Province Sud Sardegna Ceramica sarda, il paradosso di Guspini: “Costretti alla cassa integrazione”

Ceramica sarda, il paradosso di Guspini: “Costretti alla cassa integrazione”

Nonostante l'aumento della domanda e la produzione a chilometro zero, l'azienda isolana è in netto svantaggio rispetto alle imprese della Penisola per via del caro energia

L’aumento dei costi dell’energia attanaglia da mesi ormai le aziende sarde. In alcuni casi, la situazione diventa paradossale. Come sta succedendo a Guspini, dove ha sede la Ceramica Mediterranea spa.

“Oggi – denunciano i rappresentanti dei sindacati territoriali Emanuele Madeddu (Filctem Cgil), Lorenzo Mallica (Femca Cisl) ed Elena Dejas (Uiltec Uil) – abbiamo attivato la procedura che porta all’apertura della cassa integrazione ordinaria per Ceramica Mediterranea spa. Un’azienda che occupa 117 persone, 108 delle quali in Sardegna e che ha avviato un piano di rilancio puntando su sostenibilità e idrogeno, con investimenti per oltre 15 milioni di euro che porteranno la fabbrica da una produzione di 300 tonnellate al giorno a 450 tonnellate al giorno di ‘atomizzato’ per la produzione di gress porcellanato. Nonostante questo aspetto, e il fatto che siano in crescita le richieste di manufatti, l’azienda è costretta a ricorrere agli ammortizzatori sociali. E questo perché a pesare sui conti sono i costi energetici. Troppo elevati al punto da rischiare di compromettere le produzioni”.

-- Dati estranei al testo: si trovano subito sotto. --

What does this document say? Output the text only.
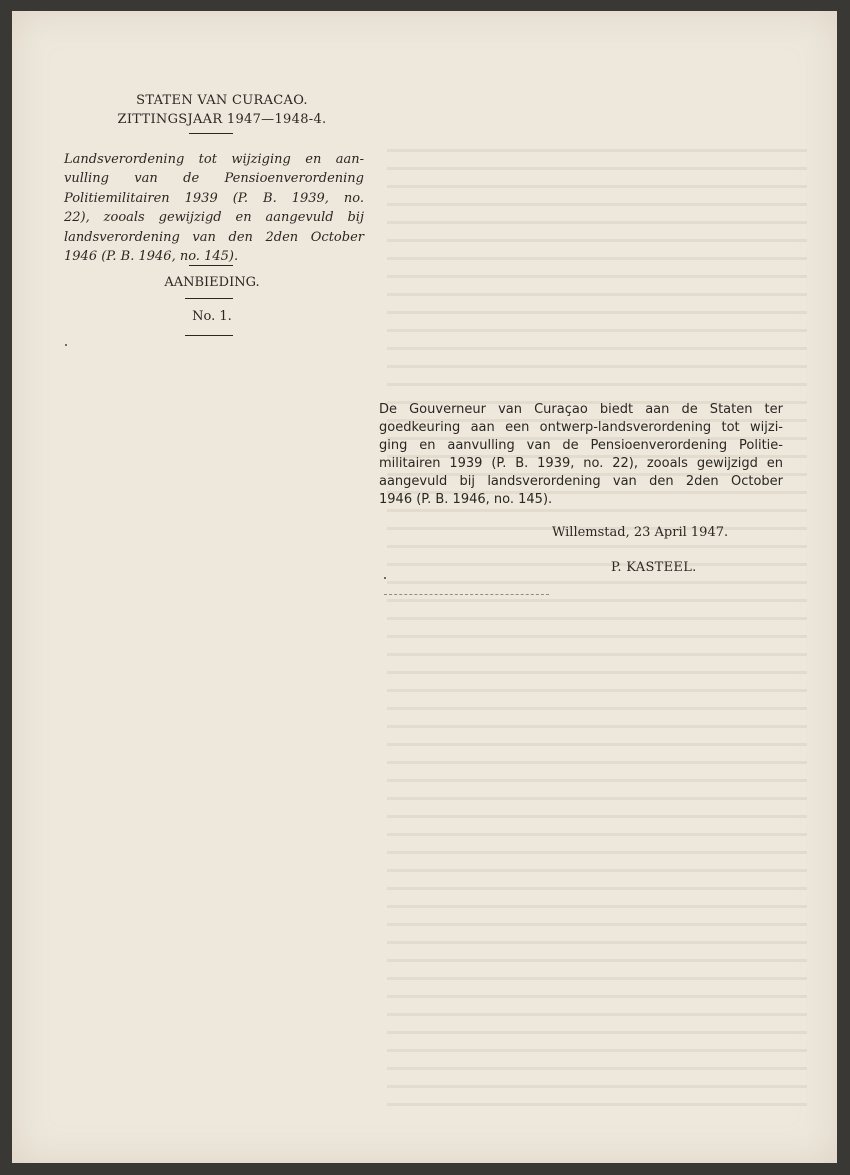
STATEN VAN CURACAO.
ZITTINGSJAAR 1947—1948-4.
Landsverordening tot wijziging en aan-
vulling van de Pensioenverordening
Politiemilitairen 1939 (P. B. 1939, no.
22), zooals gewijzigd en aangevuld bij
landsverordening van den 2den October
1946 (P. B. 1946, no. 145).
AANBIEDING.
No. 1.
De Gouverneur van Curaçao biedt aan de Staten ter
goedkeuring aan een ontwerp-landsverordening tot wijzi-
ging en aanvulling van de Pensioenverordening Politie-
militairen 1939 (P. B. 1939, no. 22), zooals gewijzigd en
aangevuld bij landsverordening van den 2den October
1946 (P. B. 1946, no. 145).
Willemstad, 23 April 1947.
P. KASTEEL.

“Il prezzo dell’energia elettrica – proseguono i rappresentanti sindacali – è ulteriormente cresciuto, passando, in queste settimane, da 0,5 centesimi a 0,60 centesimi al kw/h, quello del gas da 0,50 a circa 0,85 centesimi al chilo rendono difficoltosa l’attività produttiva. Nonostante il notevole valore aggiunto rappresentato dal fatto di avere le materie prime a chilometro zero rispetto alla concorrenza del polo ceramico di Sassuolo dove l’approvvigionamento dell’argilla è in prevalenza di provenienza Ucraina, ancora una volta a gravare sul sistema di produzione sardo è la mancanza di gas, combustibile necessario per far funzionare gli impianti, e i costi dell’elettricità sempre più alti”.

“A questo punto – aggiungono Madeddu, Mallica e Deja – è necessario che si attivi un percorso che possa garantire le produzioni e quindi possa salvaguardare professionalità e posti di lavoro. Non è pensabile che davanti a un’impresa che continua a credere nei lavoratori e che vuole investire risorse proprie per valorizzare le produzioni la Regione e le altre istituzioni non facciano neppure un passo. La nostra richiesta è chiara ed esplicita: si devono dare risposte e compiere atti affinché siano garantite pari opportunità con le aziende del resto della Penisola. A sostegno dei lavoratori e affinché il mondo produttivo possa avere le stesse condizioni che identiche aziende hanno nel resto d’Italia lanciamo la mobilitazione con iniziative volte a portare a soluzioni delle numerose vertenze aperte”.